Today, the Left frames issues in ways that are not intelligently formulated to create a broad-based popular coalition. It calls for the protection of the rights of immigrants without analyzing the causes of uncontrolled international migration and without offering proposals for its control. It condemns police violence against blacks, without acknowledging that police have killed more unarmed whites than blacks, and with apparent unawareness that the issue here is the militarization of the police in local communities in general (see Kuzmarov 2012). It has failed to formulate these issues in ways that are sensitive to the perception of them in the various popular sectors, with proposals for: cooperation with other nations in the development of policies designed to ensure legal, controlled and safe international migration; the promotion of economic and social development in peripheral nations, so that the problem of international migration (and also factory relocation) is addressed at its source; and programs of local community control of police and greater integration of police and criminal justice institutions in the community. The Left has framed these issues in a narrow way that promotes divisions among the people, which is the worst thing that a progressive movement can do, because divisions among the people invariably serves the interests of the elite.
In response to the national turn to the Right in 1980s, the Left has failed to formulate an historical, global and comprehensive analysis of the neocolonial world-system, explaining the sources of its contradictions from the vantage point of the popular sectors in both core and peripheral zones of the world-economy. The Left has moved to identity politics, rather than a concept of a popular coalition in the tradition of the Poor People’s Campaign and the Rainbow Coalition. Its critique is superficial; it condemns racism, the denial immigrants’ rights, and neoliberal policies, without explaining to the people that these phenomena are symptoms of a neocolonial world-system in prolonged, structural crisis. The Left offers no real remedies to the people (“The need for a popular coalition” 6/27/2015).
The election of Donald Trump, and the increasingly right-wing policies that are likely to follow (dressed in populist rhetoric), will perhaps be a wake-up call to the Left, leading to a critical self-reflection on its perspective, concepts, methods and strategies.

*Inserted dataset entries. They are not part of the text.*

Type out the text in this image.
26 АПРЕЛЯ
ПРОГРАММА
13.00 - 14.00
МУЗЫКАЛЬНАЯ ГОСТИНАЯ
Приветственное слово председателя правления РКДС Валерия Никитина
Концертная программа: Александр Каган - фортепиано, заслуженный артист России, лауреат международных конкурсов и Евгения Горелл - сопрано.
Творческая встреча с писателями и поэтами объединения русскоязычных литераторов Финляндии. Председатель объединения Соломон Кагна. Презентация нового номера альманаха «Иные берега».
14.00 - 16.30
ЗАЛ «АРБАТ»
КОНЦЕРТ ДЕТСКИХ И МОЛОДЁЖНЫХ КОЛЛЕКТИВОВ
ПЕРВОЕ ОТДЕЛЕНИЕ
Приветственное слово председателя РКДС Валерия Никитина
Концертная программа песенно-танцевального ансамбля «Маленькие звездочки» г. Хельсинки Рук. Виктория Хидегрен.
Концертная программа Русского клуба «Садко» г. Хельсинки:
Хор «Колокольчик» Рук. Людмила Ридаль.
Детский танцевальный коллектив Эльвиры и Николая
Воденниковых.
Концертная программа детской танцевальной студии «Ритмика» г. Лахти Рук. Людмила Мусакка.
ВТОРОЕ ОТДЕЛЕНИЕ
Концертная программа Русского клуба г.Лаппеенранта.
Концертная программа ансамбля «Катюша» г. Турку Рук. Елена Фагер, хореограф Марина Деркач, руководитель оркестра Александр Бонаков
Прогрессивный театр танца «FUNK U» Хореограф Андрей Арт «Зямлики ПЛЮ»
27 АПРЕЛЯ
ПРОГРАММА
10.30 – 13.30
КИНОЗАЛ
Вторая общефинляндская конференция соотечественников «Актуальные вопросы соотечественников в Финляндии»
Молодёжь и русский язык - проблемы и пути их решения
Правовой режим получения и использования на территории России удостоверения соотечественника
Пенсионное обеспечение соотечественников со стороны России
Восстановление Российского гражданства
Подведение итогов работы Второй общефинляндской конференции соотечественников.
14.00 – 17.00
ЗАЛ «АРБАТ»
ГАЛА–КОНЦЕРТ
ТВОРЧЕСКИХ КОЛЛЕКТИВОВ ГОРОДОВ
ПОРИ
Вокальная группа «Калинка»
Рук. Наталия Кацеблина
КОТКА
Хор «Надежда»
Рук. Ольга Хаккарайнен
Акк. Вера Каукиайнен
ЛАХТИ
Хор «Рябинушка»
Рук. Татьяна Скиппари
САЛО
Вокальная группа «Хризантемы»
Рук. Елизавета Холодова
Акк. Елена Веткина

What is needed today is an alternative political party of the Left that can offer an effective challenge to the Right, through a manifesto with such innovative explanatory power that it galvanizes the people to social movement and calls upon them to form a coalition that unites the various sectors of the people, a great popular coalition that seeks to take power in the name of the people, so that the rights of all persons and nations can be protected, and humanity can be saved.
Kuzmarov, Jeremy. 2012. Modernizing Repression: Police Training and Nation Building in the American Century. University of Massachusetts Press.